De Magische Drie (deel 3)

De Magische Drie (deel 3) 

Door Berthil Bos

Het gebruikte kunstaas is vaak ook een oorzaak waarom, op de afgesteunde hengel, de vis al direct bij de aanbeet wordt verspeeld. We mogen allemaal graag met een maatje groter kunstaas de snoek proberen te verleiden. Het kunstaas mag en moet, vooral op grootschalig water, goed opvallen en het aasvis bestand is hier ook altijd van een behoorlijk formaat.

Het nadeel van het grotere kunstaas is dat het vaak ook toeneemt in gewicht. Juist dit gewicht gebruikt de snoek om zich te ontdoen van de haken.
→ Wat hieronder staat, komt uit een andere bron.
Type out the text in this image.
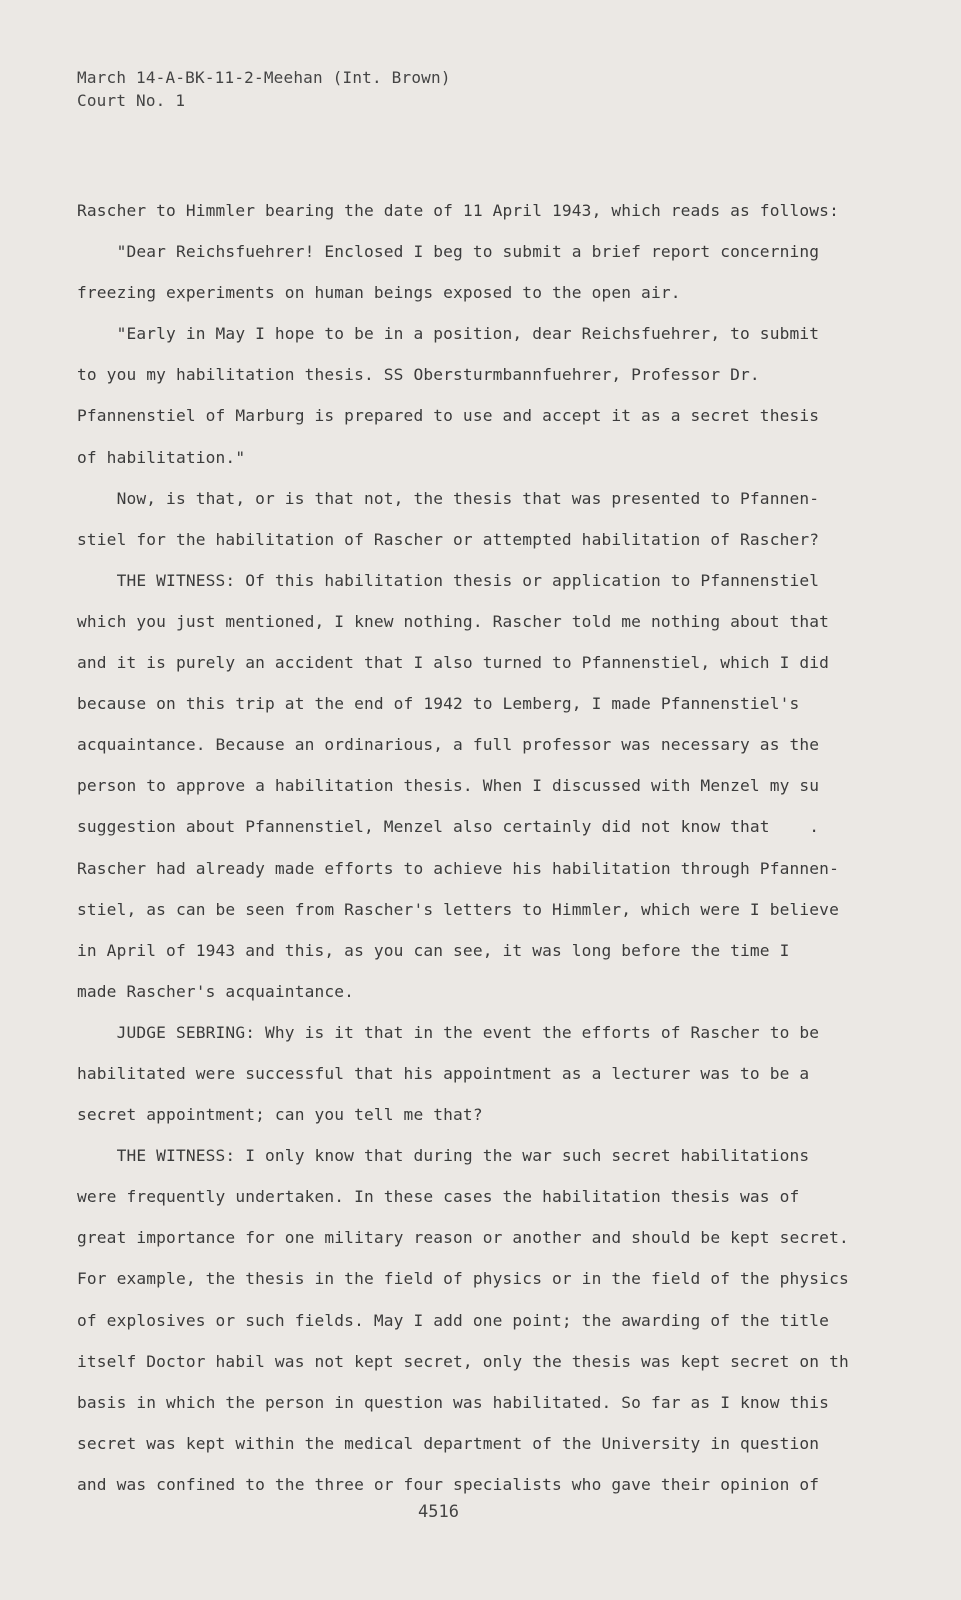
March 14-A-BK-11-2-Meehan (Int. Brown)
Court No. 1
Rascher to Himmler bearing the date of 11 April 1943, which reads as follows:
"Dear Reichsfuehrer! Enclosed I beg to submit a brief report concerning
freezing experiments on human beings exposed to the open air.
"Early in May I hope to be in a position, dear Reichsfuehrer, to submit
to you my habilitation thesis. SS Obersturmbannfuehrer, Professor Dr.
Pfannenstiel of Marburg is prepared to use and accept it as a secret thesis
of habilitation."
Now, is that, or is that not, the thesis that was presented to Pfannen-
stiel for the habilitation of Rascher or attempted habilitation of Rascher?
THE WITNESS: Of this habilitation thesis or application to Pfannenstiel
which you just mentioned, I knew nothing. Rascher told me nothing about that
and it is purely an accident that I also turned to Pfannenstiel, which I did
because on this trip at the end of 1942 to Lemberg, I made Pfannenstiel's
acquaintance. Because an ordinarious, a full professor was necessary as the
person to approve a habilitation thesis. When I discussed with Menzel my su
suggestion about Pfannenstiel, Menzel also certainly did not know that    .
Rascher had already made efforts to achieve his habilitation through Pfannen-
stiel, as can be seen from Rascher's letters to Himmler, which were I believe
in April of 1943 and this, as you can see, it was long before the time I
made Rascher's acquaintance.
JUDGE SEBRING: Why is it that in the event the efforts of Rascher to be
habilitated were successful that his appointment as a lecturer was to be a
secret appointment; can you tell me that?
THE WITNESS: I only know that during the war such secret habilitations
were frequently undertaken. In these cases the habilitation thesis was of
great importance for one military reason or another and should be kept secret.
For example, the thesis in the field of physics or in the field of the physics
of explosives or such fields. May I add one point; the awarding of the title
itself Doctor habil was not kept secret, only the thesis was kept secret on th
basis in which the person in question was habilitated. So far as I know this
secret was kept within the medical department of the University in question
and was confined to the three or four specialists who gave their opinion of
4516
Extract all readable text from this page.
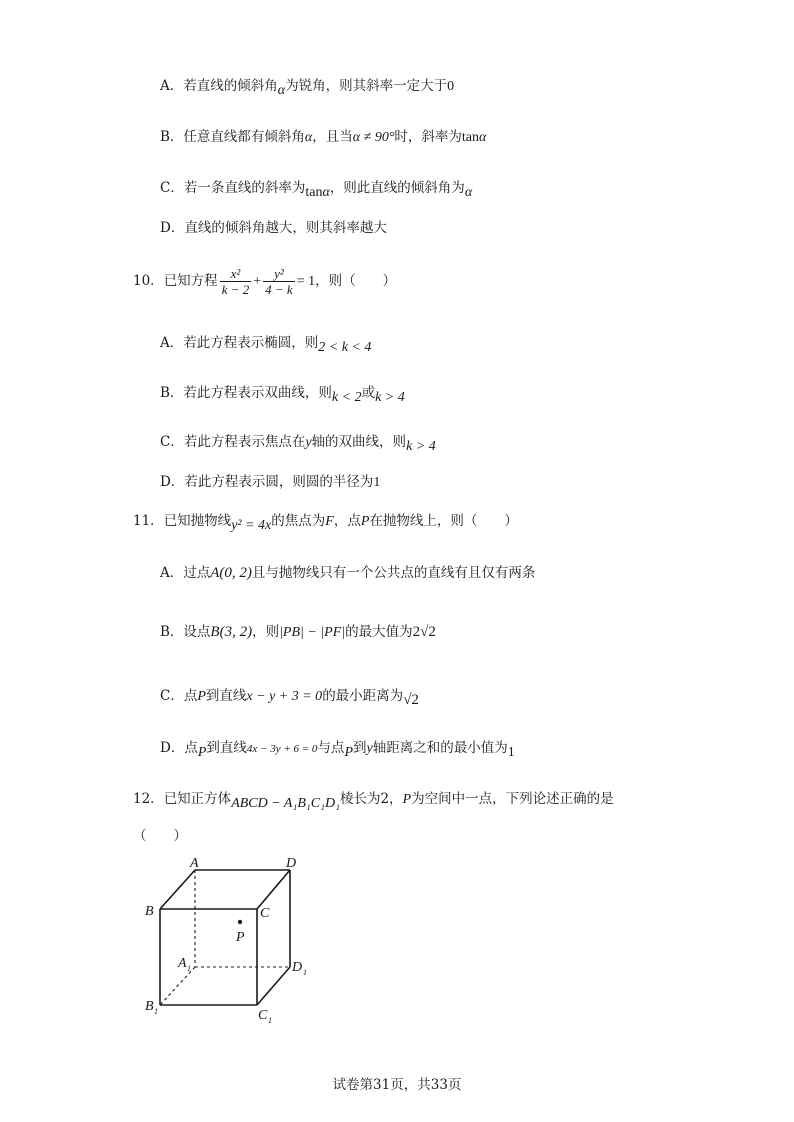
A．若直线的倾斜角α为锐角，则其斜率一定大于0
B．任意直线都有倾斜角α，且当α ≠ 90°时，斜率为tanα
C．若一条直线的斜率为tanα，则此直线的倾斜角为α
D．直线的倾斜角越大，则其斜率越大
10．已知方程 $\frac{\text{x²}}{k - 2} + \frac{\text{y²}}{4 - k} = 1$，则（　　）
A．若此方程表示椭圆，则2 < k < 4
B．若此方程表示双曲线，则k < 2或k > 4
C．若此方程表示焦点在y轴的双曲线，则k > 4
D．若此方程表示圆，则圆的半径为1
11．已知抛物线y² = 4x的焦点为F，点P在抛物线上，则（　　）
A．过点A(0, 2)且与抛物线只有一个公共点的直线有且仅有两条
B．设点B(3, 2)，则|PB| − |PF|的最大值为2√2
C．点P到直线x − y + 3 = 0的最小距离为√2
D．点P到直线4x − 3y + 6 = 0与点P到y轴距离之和的最小值为1
12．已知正方体ABCD − A₁B₁C₁D₁棱长为2，P为空间中一点，下列论述正确的是
（　　）
A	D
B	C
P
A 1	D 1
B 1	C 1
试卷第31页，共33页
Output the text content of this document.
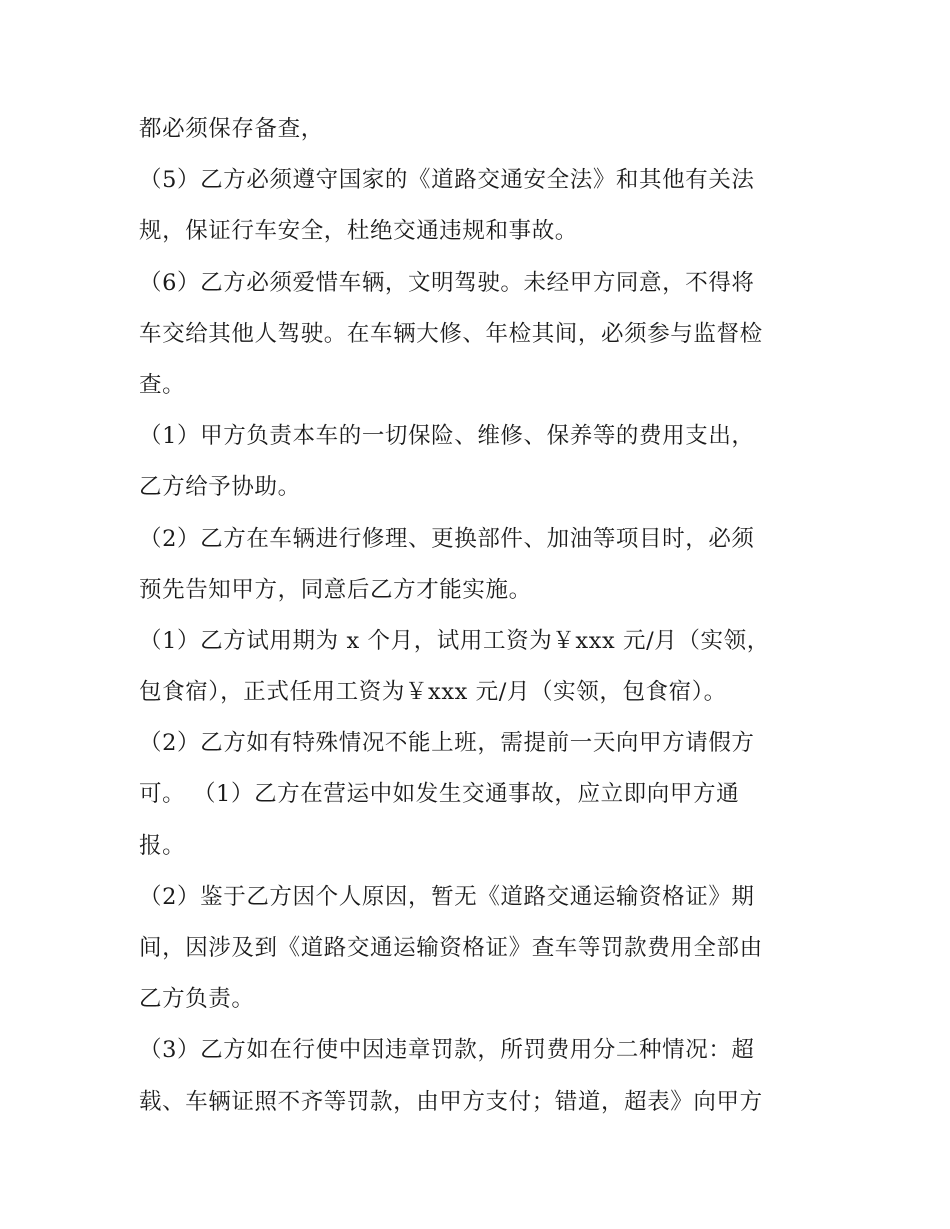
都必须保存备查，
（5）乙方必须遵守国家的《道路交通安全法》和其他有关法
规，保证行车安全，杜绝交通违规和事故。
（6）乙方必须爱惜车辆，文明驾驶。未经甲方同意，不得将
车交给其他人驾驶。在车辆大修、年检其间，必须参与监督检
查。
（1）甲方负责本车的一切保险、维修、保养等的费用支出，
乙方给予协助。
（2）乙方在车辆进行修理、更换部件、加油等项目时，必须
预先告知甲方，同意后乙方才能实施。
（1）乙方试用期为 x 个月，试用工资为￥xxx 元/月（实领，
包食宿），正式任用工资为￥xxx 元/月（实领，包食宿）。
（2）乙方如有特殊情况不能上班，需提前一天向甲方请假方
可。 （1）乙方在营运中如发生交通事故，应立即向甲方通
报。
（2）鉴于乙方因个人原因，暂无《道路交通运输资格证》期
间，因涉及到《道路交通运输资格证》查车等罚款费用全部由
乙方负责。
（3）乙方如在行使中因违章罚款，所罚费用分二种情况：超
载、车辆证照不齐等罚款，由甲方支付；错道，超表》向甲方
Bij de explosie van de aanbeet en kort daarna, waarbij de vis gigantisch met zijn kop schud, zal een gewichtig kunstaas veel sneller uit de bek gekatapulteerd worden dan de wat lichtere.


Grote shads met lichte loodkoppen worden minder vaak gelost, ook door snoekbaars.

Om toch met een wat groter formaat kunstaas aan de steunhengel succesvol te zijn, gebruik ik graag een shad van 23 centimeter, die ik uitrust met een lichte loodkop. Ik ga dus niet diep vissen, waardoor het geheel door de loodkop weer in gewicht toeneemt, maar probeer Esox te verleiden op half water of richting oppervlakte. Dat dit vistechnisch ook nog vele voordelen heeft is mooi meegenomen, omdat je bij een diep gevist stukje kunstaas vaak in de problemen kan komen bij een structuurrijke bodem.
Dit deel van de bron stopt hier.